Kurz vor den Sommerferien wurden hier in Düsseldorf die Ergebnisse einer Studie von neun Wissenschaftlerinnen und Wissenschaftlern aus verschiedenen Disziplinen vorgestellt. Es handelte sich um das Jahresgutachten „Einwanderungsgesellschaft 2010“ mit Integrationsbarometer. Diese Studie bestätigt, dass die Integration besser ist als ihr Ruf.
Die Integration der Einwanderer ist glücklicherweise ein Stück weiter als die momentane Debatte in der Bundesrepublik. Darüber wurde jedoch in den Medien kaum bis gar nicht berichtet. Wir alle wissen, dass Integrationsprozesse nie problemlos verlaufen. Dieser Prozess ist schwierig, langwierig und kompliziert. Daraus politisches Kapital zu schlagen, ist unerhört. Jeder muss seine Hausaufgaben machen: die Kommunen, die Politik und die Menschen mit Migrationshintergrund – einfach alle.

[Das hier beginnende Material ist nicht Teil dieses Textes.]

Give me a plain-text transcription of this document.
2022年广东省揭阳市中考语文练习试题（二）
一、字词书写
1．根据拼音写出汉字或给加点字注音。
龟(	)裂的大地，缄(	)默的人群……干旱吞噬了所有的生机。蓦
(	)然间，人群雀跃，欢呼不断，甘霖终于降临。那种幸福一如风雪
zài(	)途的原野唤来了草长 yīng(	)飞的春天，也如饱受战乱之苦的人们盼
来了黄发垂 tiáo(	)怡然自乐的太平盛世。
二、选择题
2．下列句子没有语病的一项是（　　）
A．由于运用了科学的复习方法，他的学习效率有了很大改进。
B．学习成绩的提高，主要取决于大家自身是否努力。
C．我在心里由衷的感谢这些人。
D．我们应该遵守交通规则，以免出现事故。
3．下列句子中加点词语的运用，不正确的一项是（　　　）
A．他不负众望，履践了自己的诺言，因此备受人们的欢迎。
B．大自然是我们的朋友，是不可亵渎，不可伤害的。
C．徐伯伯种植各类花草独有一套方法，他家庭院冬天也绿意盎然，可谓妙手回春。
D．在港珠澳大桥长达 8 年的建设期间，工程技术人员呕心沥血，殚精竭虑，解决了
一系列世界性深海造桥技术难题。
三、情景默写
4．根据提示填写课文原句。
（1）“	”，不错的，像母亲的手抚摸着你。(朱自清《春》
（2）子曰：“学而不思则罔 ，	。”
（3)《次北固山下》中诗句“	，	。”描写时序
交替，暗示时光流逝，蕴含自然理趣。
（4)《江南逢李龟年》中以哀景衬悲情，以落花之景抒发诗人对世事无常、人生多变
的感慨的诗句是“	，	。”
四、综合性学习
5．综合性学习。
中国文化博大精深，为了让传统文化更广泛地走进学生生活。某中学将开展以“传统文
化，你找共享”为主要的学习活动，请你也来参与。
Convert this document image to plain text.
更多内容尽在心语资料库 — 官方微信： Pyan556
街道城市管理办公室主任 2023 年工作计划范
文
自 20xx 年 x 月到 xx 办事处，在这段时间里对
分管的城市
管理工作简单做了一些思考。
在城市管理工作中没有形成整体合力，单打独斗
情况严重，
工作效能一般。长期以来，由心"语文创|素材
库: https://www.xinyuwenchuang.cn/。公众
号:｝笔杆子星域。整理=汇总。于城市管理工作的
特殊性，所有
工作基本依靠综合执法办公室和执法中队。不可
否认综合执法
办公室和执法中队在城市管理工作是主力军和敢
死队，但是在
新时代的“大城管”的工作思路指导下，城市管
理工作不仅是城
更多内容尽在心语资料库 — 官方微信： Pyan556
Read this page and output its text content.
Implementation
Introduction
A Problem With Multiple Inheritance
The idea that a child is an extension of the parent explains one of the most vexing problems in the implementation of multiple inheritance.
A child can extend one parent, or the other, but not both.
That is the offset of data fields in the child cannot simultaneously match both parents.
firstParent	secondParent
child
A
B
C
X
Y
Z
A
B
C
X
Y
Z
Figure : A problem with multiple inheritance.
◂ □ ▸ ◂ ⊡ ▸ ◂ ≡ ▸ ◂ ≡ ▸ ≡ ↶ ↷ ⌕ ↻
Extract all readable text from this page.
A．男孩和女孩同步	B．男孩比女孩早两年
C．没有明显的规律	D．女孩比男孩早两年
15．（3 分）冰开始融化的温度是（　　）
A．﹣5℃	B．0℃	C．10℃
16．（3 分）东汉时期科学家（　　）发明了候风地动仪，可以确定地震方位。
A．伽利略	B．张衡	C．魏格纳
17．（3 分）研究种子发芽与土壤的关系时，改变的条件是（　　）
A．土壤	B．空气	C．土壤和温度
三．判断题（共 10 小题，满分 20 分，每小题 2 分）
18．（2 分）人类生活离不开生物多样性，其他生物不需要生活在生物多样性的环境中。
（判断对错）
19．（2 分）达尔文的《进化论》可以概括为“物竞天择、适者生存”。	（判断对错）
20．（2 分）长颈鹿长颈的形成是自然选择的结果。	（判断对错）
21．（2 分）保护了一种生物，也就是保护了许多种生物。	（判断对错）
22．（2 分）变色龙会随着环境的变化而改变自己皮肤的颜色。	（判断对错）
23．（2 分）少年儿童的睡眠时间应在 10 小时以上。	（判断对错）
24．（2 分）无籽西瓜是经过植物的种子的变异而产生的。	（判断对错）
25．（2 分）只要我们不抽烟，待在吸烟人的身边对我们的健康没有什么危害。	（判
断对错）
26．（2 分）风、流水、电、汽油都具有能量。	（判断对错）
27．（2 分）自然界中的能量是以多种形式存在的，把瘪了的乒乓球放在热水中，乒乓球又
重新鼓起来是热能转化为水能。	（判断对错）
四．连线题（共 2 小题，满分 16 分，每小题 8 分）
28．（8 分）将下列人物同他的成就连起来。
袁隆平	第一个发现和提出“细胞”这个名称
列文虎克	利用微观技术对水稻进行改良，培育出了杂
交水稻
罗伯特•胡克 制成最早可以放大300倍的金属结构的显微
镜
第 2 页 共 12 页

In diesem Zusammenhang sind gerade die Leute, die gestern behauptet haben, dass Deutschland kein Einwanderungsland sei, diejenigen, die am lautesten klagen, dass die Integration gescheitert sei. Wir Grüne hingegen wollen, wie auch im Koalitionsvertrag festgehalten wurde, integrationsfördernde Maßnahmen auf Landesebene einleiten. Alle Projekte im Schulbereich wie qualifizierte Sprachförderung, Ausbau der Familienzentren, interkulturelle Öffnung der sozialen Bildungseinrichtungen werden die Integration fördern, und das Integrationsgesetz wird einen konkreten Handlungsrahmen für die Kommunen ermöglichen.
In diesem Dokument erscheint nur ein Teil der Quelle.